Les radios « pirates » sont nées en clandestinité, dans des appartements privés, des sous-sols, des garages ; leur combat pour la liberté d’expression était politique. Elles ont été victimes de descentes de police, de saisies violentes. En 1982 le gouvernement Mitterrand vote une loi sur l’audiovisuel mettant fin au monopole d’État et autorisant les radios libres sur la bande FM. C’est une explosion de nouveaux émetteurs. L’euphorie est de courte durée car en quelques années des radios libres disparaissent quand leur philosophie éditoriale était trop intègre et les autres deviennent des radios commerciales accueillant les publicités, ou des radios locales de courte portée sur la fréquence des ondes moyennes. Au-delà des dérives, ce combat a fait sauter durablement le verrou du monopole d’État et ce n’est pas une petite victoire.
Des radios « pirates » aux radios libres, c’est l’histoire d’une époque que raconte David Lescot, du rêve suscité par l’élection de Mitterrand en 1981 jusqu’à la bascule de l’orientation économique et politique du gouvernement en 1983 qui en a déçu plus d’un. Le spectacle commence dans l’effervescence d’un studio de radio bricolé de bric et de broc ; les pieds de micro sont des bouteilles, la fréquence est perpétuellement brouillée par des émetteurs concurrents, on est aux aguets, toujours prêts à planquer le matériel au moindre bruit évoquant une descente de police. Les discussions politiques sont animées et parfois vaseuses. Costumes d’époque, matériels d’époque, le plateau déborde de signes, entre documentaire plus vrai que nature et caricature. Et puis on passe un cran, avec un studio pro ; on s’étripe sur la question de savoir si on autorise la publicité. Enfin, la radio libre devient une entreprise en même temps que la politique gouvernementale se libéralise et revient sur les acquis de 1981.
Le projet de David Lescot est passionnant mais il le noie un peu avec une profusion de matière et court le risque de l’effet catalogue, du manque de structure. C’est compliqué de suggérer le bazar maîtrisé. L’évocation des nuits du Palace est trop fugitive pour faire sens, le chœur des ravis de la crèche qui s’extasie en voix off sur l’avènement du socialisme, et toutes ces petites lumières dans la nuit sont un peu trop… L’interprétation finale de la chanson de Jacques Higelin façon explication de texte est provocante et intéressante. L’analyse y voit un texte prémonitoire du tournant politique de 1983 ; c’est possible tant la chanson est loufoque et ambiguë ; c’est passablement de mauvaise foi à moins qu’on y voie le point de vue subjectif des déçus de la gauche de l’époque qui ont pu se sentir trahis. Pourquoi pas ?

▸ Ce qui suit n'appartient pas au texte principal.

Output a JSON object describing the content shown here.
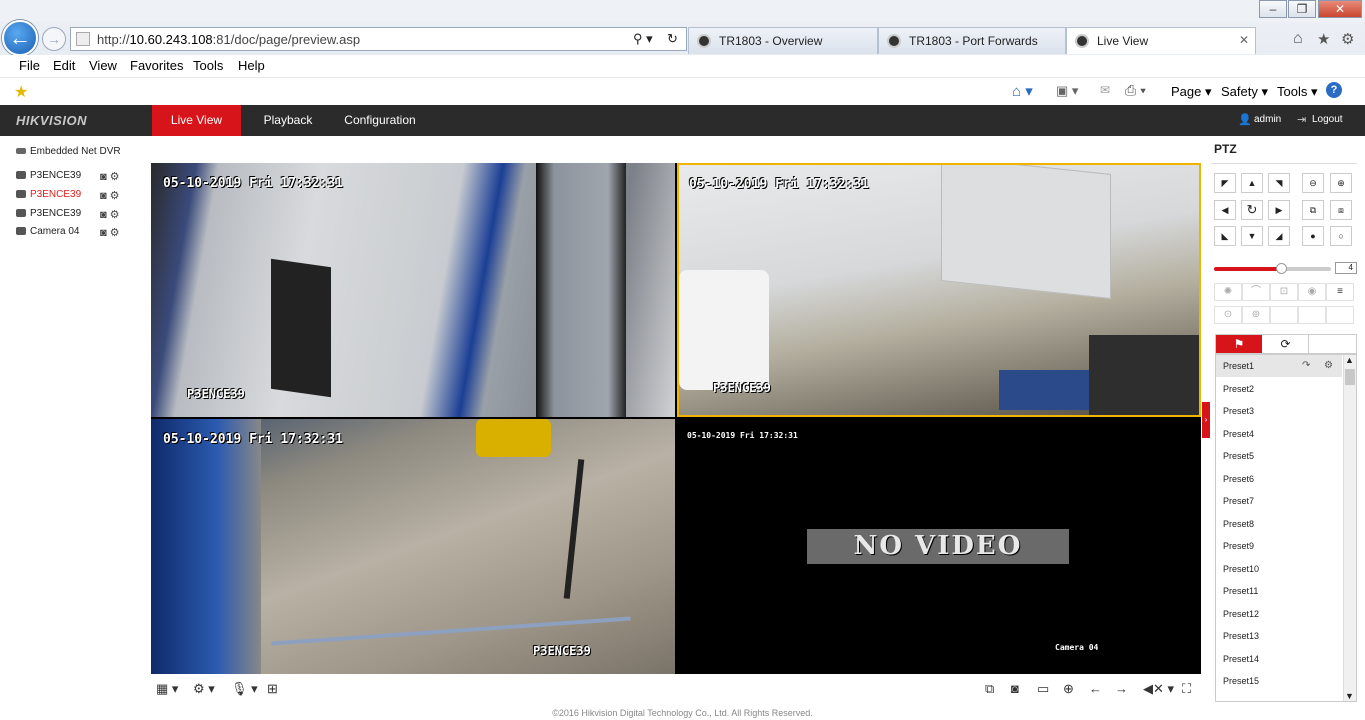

Malgré ses excès et quelques longueurs, le spectacle diffuse de bonnes ondes, conjuguant politique, chanson, culture pop et humour et son sujet original est historiquement important ; il est servi avec entrain et talent par les formidables acteurs de la Comédie-Française pour lesquels David Lescot a écrit ce texte.
Les Ondes magnétiques de David Lescot, mise en scène David Lescot. Avec Sylvia Bergé, Alexandre Pavloff, Elsa Lepoivre, Christian Hecq, Nâzim Boudjenah, Jennifer Decker, Claire de la Rüe du Can, Yoann Gasiorowski. Scénographie, Alwyne de Dardet ; costumes, Marianne Delayre ; musique originale, Anthony Capelli et David Lescot. Au théâtre du Vieux colombier jusqu’au 1er juillet. Durée : 2h. Résa : 01 44 58 15 15.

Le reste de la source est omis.